Otra vez, cuando Florián y yo habíamos regresado de Santa Sabina de Roma, una basílica dominica, donde se conserva en la puerta de entrada una de las primeras figuras de Cristo crucificado entre los dos ladrones, y donde está enterrado Fray Munio el que fue Superior del Convento de dicha orden en Zamora en el siglo XIII, Florián le contó la historia del personaje y se dejó llevar por el poderoso soplo de la inspiración, fue entonces cuando empezó a tallar su cenotafio. En él aparece la figura del perro a los pies de la talla del difunto, recordando la leyenda de la madre del fundador de la orden, Santo Domingo de Guzmán, Juana de Aza, y el sueño recurrente que tuvo, cuando llevaba en su vientre al futuro santo, pues veía que daba a luz a un perrito con una antorcha encendida en la boca. Y cuando se lo descifraron, todos coincidieron en que su hijo sería un insigne predicador que, con el ladrido de sus palabras llevaría por todo el mundo la luz de la antorcha de Jesucristo. El perro acabó así convirtiéndose en el símbolo de la orden, y de dicha palabra tomarían el nombre, dominicos, "domini canes", los perros del Señor.

Cómo olvidar el camino de nuestras romerías, tantas veces recorrido con él, con la Concha y el Niño perdido por los campos, al son de la dulzaina y el tamboril, y la recogida del tomillo y romero por el Teso del Cuerno, para alfombrar la iglesia y la plaza de San Antolín, desde donde sale la Virgen romera.

Y luego llegó el momento de tallar no sólo para la ciudad sino también para el resto del mundo, recogiendo el testigo de la antorcha encendida.

Y los sueños de los pasos de palillos se convirtieron en pasos de verdad y en cristos resucitados y en esclavos, y en barandales y en emigrantes con maleta de lona y en hombres con capa alistana y en santos y en mujeres con niño, como recordatorio de la tragedia de la rotura de la presa del lago de Sanabria y tantos otros, que han quedado diseminados por ciudades, paisajes y caminos, para que nunca olvidemos nuestra historia.

También nuestra casa se fue llenando de sus obras, de crucificados, de resucitados, de cabezas de apóstoles, de vírgenes sedentes, de ángeles pintados, que le pagamos en un principio, cuando éramos estudiantes, con el revelado de numerosas diapositivas o con la compra de una cocina de gas para el piso compartido de Salamanca, porque se le había estropeado la que tenía y no podía hacer la comida.

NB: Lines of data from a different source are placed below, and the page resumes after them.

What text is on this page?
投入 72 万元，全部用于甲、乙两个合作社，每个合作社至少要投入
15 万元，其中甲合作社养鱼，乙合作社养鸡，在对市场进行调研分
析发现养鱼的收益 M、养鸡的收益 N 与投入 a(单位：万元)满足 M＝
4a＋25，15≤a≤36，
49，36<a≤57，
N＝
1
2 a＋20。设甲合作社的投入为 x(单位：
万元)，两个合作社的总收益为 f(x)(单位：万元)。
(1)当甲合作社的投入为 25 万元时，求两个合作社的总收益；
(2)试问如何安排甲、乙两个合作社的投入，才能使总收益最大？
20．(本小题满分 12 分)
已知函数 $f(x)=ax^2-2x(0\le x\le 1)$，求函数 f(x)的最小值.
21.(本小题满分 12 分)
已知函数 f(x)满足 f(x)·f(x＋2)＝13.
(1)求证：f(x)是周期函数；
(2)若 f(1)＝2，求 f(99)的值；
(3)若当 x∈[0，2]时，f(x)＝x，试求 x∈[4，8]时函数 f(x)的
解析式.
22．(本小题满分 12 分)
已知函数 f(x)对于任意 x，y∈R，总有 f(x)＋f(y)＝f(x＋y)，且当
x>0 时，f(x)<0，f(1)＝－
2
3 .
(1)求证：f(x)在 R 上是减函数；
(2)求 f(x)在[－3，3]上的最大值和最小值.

Cómo olvidar a toda su familia, a sus padres, hermano y hermanas y su boda con Gelu, el amor de su vida, con bombazo final incluido por los petardazos que preparó Emeterio en la puerta de San Vicente cuando todos estábamos recogidos y acabamos sobresaltados y aturdidos pensando que había sido una bomba de verdad, y el bautizo de Pedro, el ahijado de Florián, y tanto y tanto ha sido lo vivido, que duele en estos momentos recordarlo.

Y llegó la enfermedad, la cual ha sobrellevado con una increíble entereza, y con ella la ausencia de caminos a recorrer por aquí abajo.

Él, como buen creyente, se aferró aún más a la idea de Dios, que ya tenía grabada en su alma también desde la infancia, y seguro que ha encontrado nuevas rutas, para nosotros invisibles.

La Asociación de Estudio y Promoción de la Capa Alistana de la que fue fundador le regaló en el final del camino, una magna exposición donde se recogió la mayor parte de sus mejores obras. Revivió en esos días la antorcha de sus ojos.

Por eso, cuando paséis cerca de una de sus esculturas, rezad una oración por su alma, pues para él será el mejor pago, el mejor regalo de amor, que le podríamos hacer.